Отказ Найт носить туфли во всех ситуациях, когда это не было совершенно необходимо, являлся той самой манерностью, которую так обожала мать Нэнси. Она упомянула о ней в своем обзоре несколько месяцев назад, и Лила прикрепила вырезку на свою доску для заметок в комнате.
– Или, может, хочешь поговорить сейчас? И что это было? – поинтересовалась Джорджия. – Ты пыталась сохранить мир со своей новой соседкой по комнате, верно? Ты видела, что она сделала?
Лила помрачнела.
– Ты же знаешь, что я не выношу эту суку.
– Но выглядело это совсем не так, – заметила Нэнси.
– Я не знала, что сказать, – ответила Лила.

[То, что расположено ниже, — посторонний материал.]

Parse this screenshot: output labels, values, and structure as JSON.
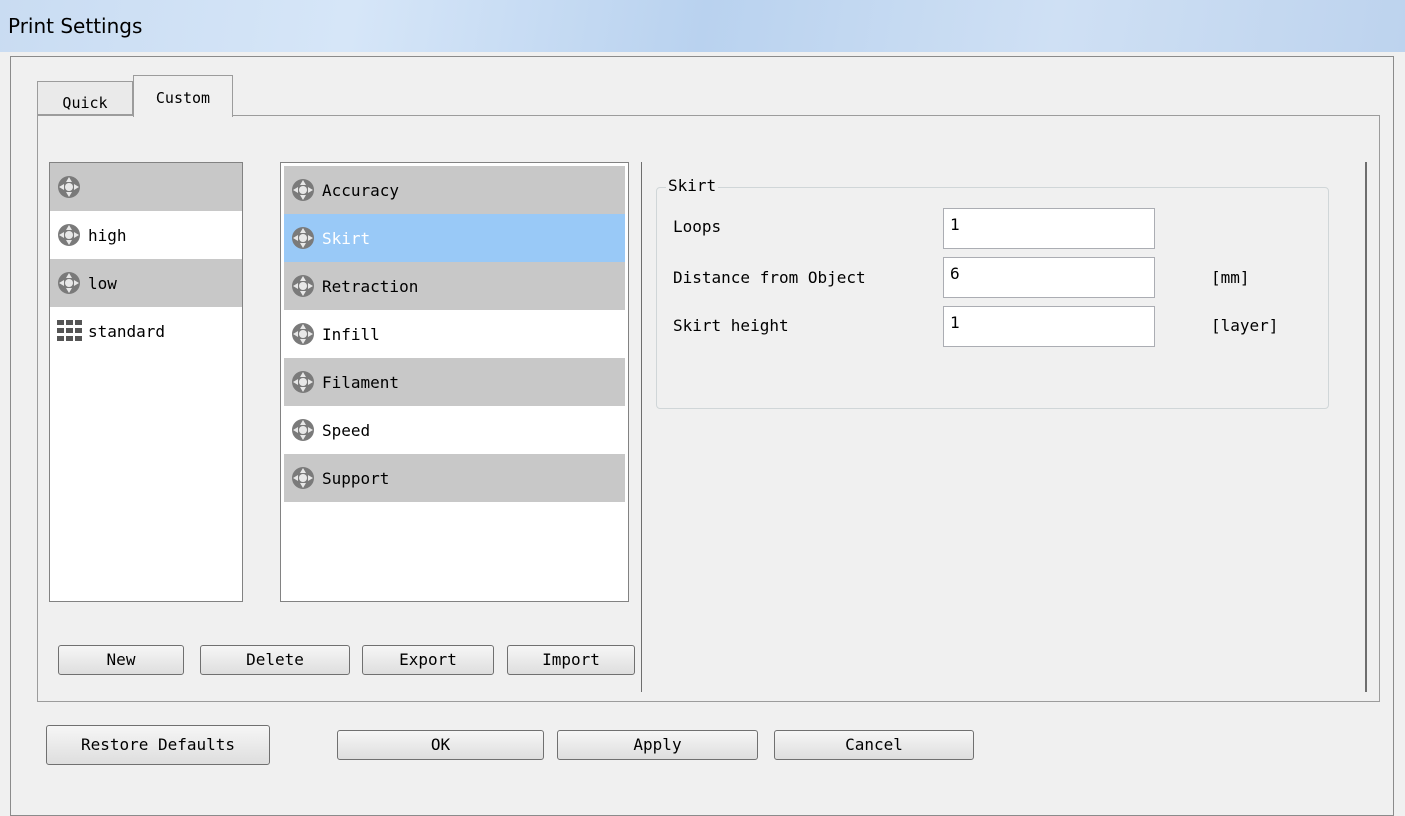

– Ты уверена, что не обрадовалась воссоединению со своей лучшей подругой? – осведомилась Грейдон.
С тем же успехом она могла сильно надавить пальцем на большой синяк. Дружба Лилы с Хейди, причем очень близкая, не пережила второго года в «Фэрбридж-Холле», но ее корни уходили в младшие классы средней школы, когда они дружили по-настоящему и даже вместе плавали в детском бассейне. Пока Барт не стала странной, причем ее странность постоянно усиливалась. Некоторое время она была просто одержима Лилой и даже пыталась помешать ей дружить с Нэнси и Джорджией.
– Она мне не друг, – слишком быстро ответила Найт, и ее голос стал высоким и тонким. – Ясно? Раньше мы были подругами, но теперь – нет, и я сожалею, что она повела себя с тобой как сука, понятно?